Dans plus de la moitié des marchés, nous prévoyons une diminution des insolvabilités. Les plus fortes baisses sont attendues dans les pays ayant connu une forte augmentation en 2024, tels que le Canada, l'Autriche, la Corée du Sud, la Suède et l'Australie. À l'exception d'un autre choc économique, nous nous attendons à ce que les insolvabilités dans ces pays se normalisent à des niveaux plus bas.
Pour de nombreux marchés, la tendance des insolvabilités devrait rester globalement stable en 2025. Dans ces marchés, les insolvabilités se sont stabilisées à un niveau normal, souvent proche des niveaux pré-pandémiques. Parmi ces exemples figurent la Belgique, la République tchèque, Hong Kong, la Roumanie, l'Espagne et la Norvège.
La Suisse et le Royaume-Uni connaissent une évolution stable des insolvabilités en 2025, mais en même temps, les insolvabilités se sont stabilisées à un niveau plus élevé qu'avant la pandémie. À l'inverse, le Portugal s'est stabilisé à un niveau inférieur à celui d'avant la pandémie. Toutefois, aux États-Unis, aux Pays-Bas, en Italie et à Singapour, les insolvabilités devraient augmenter de plus de 5 % par rapport à l'année précédente, toujours dues à un retour à la normalité.

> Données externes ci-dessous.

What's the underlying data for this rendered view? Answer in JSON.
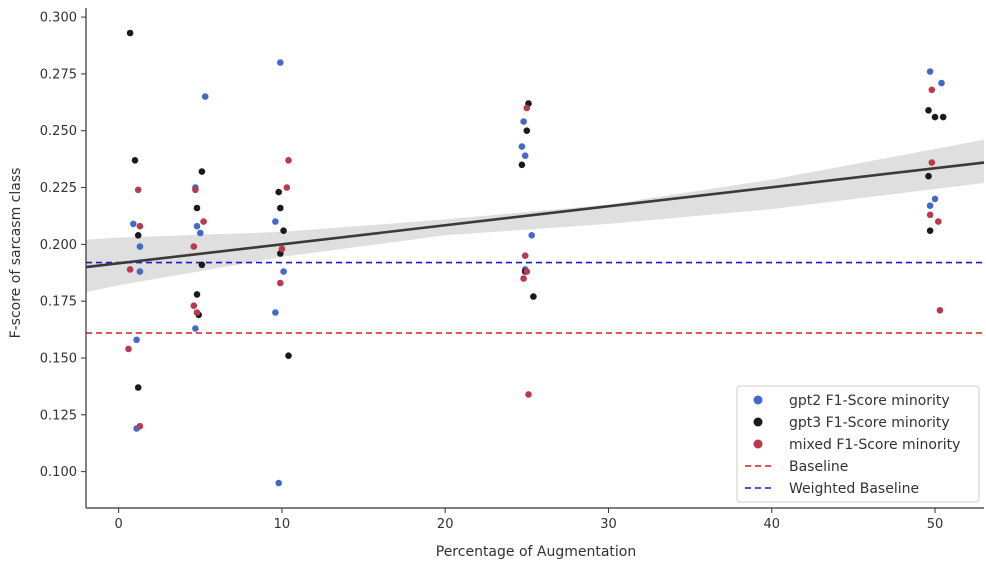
{
  "chart_data": {
    "type": "scatter",
    "xlabel": "Percentage of Augmentation",
    "ylabel": "F-score of sarcasm class",
    "xlim": [
      -2,
      53
    ],
    "ylim": [
      0.084,
      0.304
    ],
    "xticks": [
      0,
      10,
      20,
      30,
      40,
      50
    ],
    "yticks": [
      0.1,
      0.125,
      0.15,
      0.175,
      0.2,
      0.225,
      0.25,
      0.275,
      0.3
    ],
    "xtick_labels": [
      "0",
      "10",
      "20",
      "30",
      "40",
      "50"
    ],
    "ytick_labels": [
      "0.100",
      "0.125",
      "0.150",
      "0.175",
      "0.200",
      "0.225",
      "0.250",
      "0.275",
      "0.300"
    ],
    "grid": false,
    "legend_position": "bottom-right",
    "series": [
      {
        "name": "gpt2 F1-Score minority",
        "color": "#4469c6",
        "points": [
          [
            0.9,
            0.209
          ],
          [
            1.3,
            0.199
          ],
          [
            1.3,
            0.188
          ],
          [
            1.1,
            0.158
          ],
          [
            1.1,
            0.119
          ],
          [
            4.7,
            0.225
          ],
          [
            4.8,
            0.208
          ],
          [
            5.0,
            0.205
          ],
          [
            5.3,
            0.265
          ],
          [
            4.7,
            0.163
          ],
          [
            9.9,
            0.28
          ],
          [
            9.6,
            0.21
          ],
          [
            10.0,
            0.198
          ],
          [
            10.1,
            0.188
          ],
          [
            9.6,
            0.17
          ],
          [
            9.8,
            0.095
          ],
          [
            24.8,
            0.254
          ],
          [
            24.7,
            0.243
          ],
          [
            24.9,
            0.239
          ],
          [
            25.3,
            0.204
          ],
          [
            24.9,
            0.189
          ],
          [
            49.7,
            0.276
          ],
          [
            50.4,
            0.271
          ],
          [
            50.0,
            0.22
          ],
          [
            49.7,
            0.217
          ]
        ]
      },
      {
        "name": "gpt3 F1-Score minority",
        "color": "#1a1a1a",
        "points": [
          [
            0.7,
            0.293
          ],
          [
            1.0,
            0.237
          ],
          [
            1.2,
            0.204
          ],
          [
            1.2,
            0.137
          ],
          [
            5.1,
            0.232
          ],
          [
            4.8,
            0.216
          ],
          [
            5.1,
            0.191
          ],
          [
            4.8,
            0.178
          ],
          [
            4.9,
            0.169
          ],
          [
            9.8,
            0.223
          ],
          [
            9.9,
            0.216
          ],
          [
            10.1,
            0.206
          ],
          [
            9.9,
            0.196
          ],
          [
            10.4,
            0.151
          ],
          [
            25.1,
            0.262
          ],
          [
            25.0,
            0.25
          ],
          [
            24.7,
            0.235
          ],
          [
            24.9,
            0.188
          ],
          [
            25.4,
            0.177
          ],
          [
            49.6,
            0.259
          ],
          [
            50.0,
            0.256
          ],
          [
            50.5,
            0.256
          ],
          [
            49.6,
            0.23
          ],
          [
            49.7,
            0.206
          ]
        ]
      },
      {
        "name": "mixed F1-Score minority",
        "color": "#b83a4b",
        "points": [
          [
            1.2,
            0.224
          ],
          [
            1.3,
            0.208
          ],
          [
            0.7,
            0.189
          ],
          [
            0.6,
            0.154
          ],
          [
            1.3,
            0.12
          ],
          [
            4.7,
            0.224
          ],
          [
            5.2,
            0.21
          ],
          [
            4.6,
            0.199
          ],
          [
            4.6,
            0.173
          ],
          [
            4.8,
            0.17
          ],
          [
            10.4,
            0.237
          ],
          [
            10.3,
            0.225
          ],
          [
            10.0,
            0.198
          ],
          [
            9.9,
            0.183
          ],
          [
            25.0,
            0.26
          ],
          [
            24.9,
            0.195
          ],
          [
            24.8,
            0.185
          ],
          [
            25.0,
            0.188
          ],
          [
            25.1,
            0.134
          ],
          [
            49.8,
            0.268
          ],
          [
            49.8,
            0.236
          ],
          [
            49.7,
            0.213
          ],
          [
            50.2,
            0.21
          ],
          [
            50.3,
            0.171
          ]
        ]
      }
    ],
    "reference_lines": [
      {
        "name": "Baseline",
        "y": 0.161,
        "color": "#e01a1a",
        "style": "dashed"
      },
      {
        "name": "Weighted Baseline",
        "y": 0.192,
        "color": "#1a1acc",
        "style": "dashed"
      }
    ],
    "regression": {
      "color": "#3a3a3a",
      "band_color": "#d9d9d9",
      "line": [
        [
          -2,
          0.19
        ],
        [
          53,
          0.236
        ]
      ],
      "band_upper": [
        [
          -2,
          0.202
        ],
        [
          0,
          0.203
        ],
        [
          10,
          0.2055
        ],
        [
          20,
          0.211
        ],
        [
          30,
          0.2175
        ],
        [
          40,
          0.2285
        ],
        [
          53,
          0.246
        ]
      ],
      "band_lower": [
        [
          -2,
          0.179
        ],
        [
          0,
          0.182
        ],
        [
          10,
          0.1945
        ],
        [
          20,
          0.204
        ],
        [
          30,
          0.209
        ],
        [
          40,
          0.2155
        ],
        [
          53,
          0.227
        ]
      ]
    }
  }
}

Pour conclure, 2024 devrait rester une année difficile pour les entreprises, en raison de conditions économiques plus faibles combinées à des ajustements post-pandémie en cours. Cependant, en regardant vers 2025, un optimisme prudent existe quant à une amélioration progressive du paysage des insolvabilités, les taux d'intérêt devant diminuer et la croissance économique devant prendre un élan modéré. Ces facteurs devraient alléger les pressions financières sur les entreprises, permettant un environnement opérationnel plus stable.